The trigger of a manipulative older male figure is so sadly resonant for so many women (and some men) that in certain cases it tainted people’s view of Mark himself. A few even expressed concern that Mark had perhaps manipulated me into performing the show at all. I know these responses were felt out of concern for me, but in certain instances it was hard not to take offense. These assumptions, that I would allow myself to be manipulated, completely undermine my agency as an artist. I doubt people would have the same misgivings if the senior collaborator had been a woman and the junior a man.
A great example of a gender-split trigger is the response to the sex scene. Pretty much across the board, women saw my character’s orgasm as a vulnerable moment for me to perform. And yes, it was. But it was interesting how Mark’s vulnerability in enacting sexual impotence did not strike these women nearly as viscerally. The men who gave us feedback about this moment were, unsurprisingly, completely sympathetic to Mark’s character. They saw my orgasm as not only vulnerable for “Megan” the character and me the actor, but also as heightening the vulnerability of both “Mark” and Mark.
We wanted to engage people—literally change their body temperature. And we’ve done that. We throw a mess of questions, problems, and feelings onto the stage and leave them unresolved. We graphically depict certain uncomfortable things people don’t often see onstage, though they occur in life all the time. Our audiences have a voyeuristic experience witnessing real personal and physical risk. We want them to leave the theatre asking: Why was I uncomfortable witnessing something so intimate? Why is it okay to watch that kind of thing on YouTube but not live onstage? How do I handle that intimacy in my own life?
JACKSON: We’d expected Now for Now would trigger people. It was disturbing, I’ll admit, how some people who knew us personally—and who we felt should know better—seemed to really want it to be that I’d coerced Megan into doing things she didn’t want to do. It revealed just how strong a trigger the older man/younger woman dichotomy is for people. One of my female friends didn’t even recognize that the sex scene was about male sexual impotence! That’s how overwhelming the age difference was for her.

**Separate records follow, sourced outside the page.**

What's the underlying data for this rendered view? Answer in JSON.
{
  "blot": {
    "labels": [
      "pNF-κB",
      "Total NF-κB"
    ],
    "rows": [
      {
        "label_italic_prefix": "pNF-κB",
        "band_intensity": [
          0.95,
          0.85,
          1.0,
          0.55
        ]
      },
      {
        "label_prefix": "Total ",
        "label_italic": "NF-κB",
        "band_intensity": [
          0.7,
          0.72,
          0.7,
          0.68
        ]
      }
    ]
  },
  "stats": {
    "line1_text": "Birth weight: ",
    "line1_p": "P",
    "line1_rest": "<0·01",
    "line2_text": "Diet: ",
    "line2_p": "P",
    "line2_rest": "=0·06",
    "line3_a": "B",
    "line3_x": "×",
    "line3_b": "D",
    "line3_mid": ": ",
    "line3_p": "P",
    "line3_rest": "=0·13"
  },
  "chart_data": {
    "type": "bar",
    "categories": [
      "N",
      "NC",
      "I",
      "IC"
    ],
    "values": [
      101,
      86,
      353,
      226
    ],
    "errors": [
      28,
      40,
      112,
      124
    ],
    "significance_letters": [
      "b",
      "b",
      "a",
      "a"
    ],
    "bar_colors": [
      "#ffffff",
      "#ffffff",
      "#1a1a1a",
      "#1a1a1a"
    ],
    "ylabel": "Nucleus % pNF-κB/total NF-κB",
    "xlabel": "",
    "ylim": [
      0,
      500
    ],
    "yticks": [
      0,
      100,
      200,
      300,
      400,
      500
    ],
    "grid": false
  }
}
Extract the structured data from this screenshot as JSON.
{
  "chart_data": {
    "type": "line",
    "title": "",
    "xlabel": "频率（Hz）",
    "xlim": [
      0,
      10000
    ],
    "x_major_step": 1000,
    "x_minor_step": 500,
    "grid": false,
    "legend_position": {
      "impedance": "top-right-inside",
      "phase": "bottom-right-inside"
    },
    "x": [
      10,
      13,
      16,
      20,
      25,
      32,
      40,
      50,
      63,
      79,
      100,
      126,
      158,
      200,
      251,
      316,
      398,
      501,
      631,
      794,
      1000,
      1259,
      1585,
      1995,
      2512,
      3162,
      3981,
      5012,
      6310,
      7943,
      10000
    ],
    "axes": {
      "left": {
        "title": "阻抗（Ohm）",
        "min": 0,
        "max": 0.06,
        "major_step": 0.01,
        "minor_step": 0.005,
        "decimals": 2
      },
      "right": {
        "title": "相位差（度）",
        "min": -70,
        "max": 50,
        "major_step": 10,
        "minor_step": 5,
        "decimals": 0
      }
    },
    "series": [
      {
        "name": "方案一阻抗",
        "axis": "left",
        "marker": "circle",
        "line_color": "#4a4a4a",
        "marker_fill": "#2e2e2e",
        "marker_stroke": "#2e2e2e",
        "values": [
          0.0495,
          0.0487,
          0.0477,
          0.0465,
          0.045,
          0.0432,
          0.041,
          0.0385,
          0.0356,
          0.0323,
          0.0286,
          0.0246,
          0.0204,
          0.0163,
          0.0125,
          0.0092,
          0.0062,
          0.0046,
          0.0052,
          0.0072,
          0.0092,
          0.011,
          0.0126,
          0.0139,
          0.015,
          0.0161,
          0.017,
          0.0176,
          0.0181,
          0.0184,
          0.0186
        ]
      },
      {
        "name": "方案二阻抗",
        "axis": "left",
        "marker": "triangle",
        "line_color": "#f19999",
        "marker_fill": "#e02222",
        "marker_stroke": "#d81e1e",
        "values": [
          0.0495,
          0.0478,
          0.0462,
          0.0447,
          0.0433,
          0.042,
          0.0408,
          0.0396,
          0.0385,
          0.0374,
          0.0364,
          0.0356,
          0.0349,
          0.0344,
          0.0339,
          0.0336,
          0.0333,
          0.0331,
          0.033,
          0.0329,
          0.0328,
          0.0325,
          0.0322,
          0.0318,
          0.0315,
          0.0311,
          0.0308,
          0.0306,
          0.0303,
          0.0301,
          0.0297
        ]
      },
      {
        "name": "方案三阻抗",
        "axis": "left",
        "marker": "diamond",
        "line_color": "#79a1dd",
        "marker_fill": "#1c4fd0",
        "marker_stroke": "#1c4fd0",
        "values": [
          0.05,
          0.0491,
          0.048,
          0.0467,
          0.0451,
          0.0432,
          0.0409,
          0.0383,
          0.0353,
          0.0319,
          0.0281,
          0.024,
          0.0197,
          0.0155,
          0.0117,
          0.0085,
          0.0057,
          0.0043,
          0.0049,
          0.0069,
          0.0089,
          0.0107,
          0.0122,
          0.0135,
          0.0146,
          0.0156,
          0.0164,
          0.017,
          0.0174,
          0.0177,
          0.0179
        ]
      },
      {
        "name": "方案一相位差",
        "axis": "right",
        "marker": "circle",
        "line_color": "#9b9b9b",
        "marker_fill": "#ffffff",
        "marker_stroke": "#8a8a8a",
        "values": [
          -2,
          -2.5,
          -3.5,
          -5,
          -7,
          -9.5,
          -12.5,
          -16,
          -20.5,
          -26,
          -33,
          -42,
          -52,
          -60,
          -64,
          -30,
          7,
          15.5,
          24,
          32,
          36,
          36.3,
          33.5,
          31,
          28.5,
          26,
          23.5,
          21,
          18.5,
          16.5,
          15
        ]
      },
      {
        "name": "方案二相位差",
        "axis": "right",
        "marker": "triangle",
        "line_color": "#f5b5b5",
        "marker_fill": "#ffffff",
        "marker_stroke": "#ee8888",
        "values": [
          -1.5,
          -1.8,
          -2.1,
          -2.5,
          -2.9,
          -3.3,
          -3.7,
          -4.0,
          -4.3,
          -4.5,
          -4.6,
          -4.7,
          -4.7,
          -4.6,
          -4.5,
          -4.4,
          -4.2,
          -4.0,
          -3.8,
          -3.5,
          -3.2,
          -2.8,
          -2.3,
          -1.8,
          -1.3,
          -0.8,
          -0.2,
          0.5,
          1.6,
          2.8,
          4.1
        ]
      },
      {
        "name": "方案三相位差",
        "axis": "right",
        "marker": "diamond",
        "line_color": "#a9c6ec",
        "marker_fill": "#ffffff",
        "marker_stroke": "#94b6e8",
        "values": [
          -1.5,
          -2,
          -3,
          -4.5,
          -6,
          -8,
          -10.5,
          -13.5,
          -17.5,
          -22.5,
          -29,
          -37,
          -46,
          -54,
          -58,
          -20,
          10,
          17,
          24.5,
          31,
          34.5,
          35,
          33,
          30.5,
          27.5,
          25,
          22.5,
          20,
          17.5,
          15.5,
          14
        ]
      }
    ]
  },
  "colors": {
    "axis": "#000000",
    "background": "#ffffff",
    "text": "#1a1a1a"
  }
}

That’s really powerful.
As hard as that kind of response was to take, it really helped push us to get even clearer about why we were doing the show and how to sharpen our intent. We knew that changing the sex scene would not be right. It was clearly very affecting—so many people could identify with it. And of course our age difference is what it is. So we made revisions to the text, allowing our characters to recognize certain things related to the triggering issues. We similarly tweaked the choreography to shift certain emphases.
We want the audience to experience these uncomfortable triggers, and then, ideally, to question them. Is what they’re witnessing really only what they initially assume it is? Are their own relationships as cut-and-dried as they might want what they’re seeing onstage to be?
America’s puritanical roots have only continued to grow in a really trigger-happy, judgmental direction. Facebook alone has accommodated an explosion of this in our culture. We can be so cruel to each other! Our mission with Now for Now has been to put physical, verbal, and digital expression in argument onstage to create a performance that encourages more compassion in life for the messy relationships we all find ourselves in from time to time. Life is too short to squander on shame, fear, and judgment.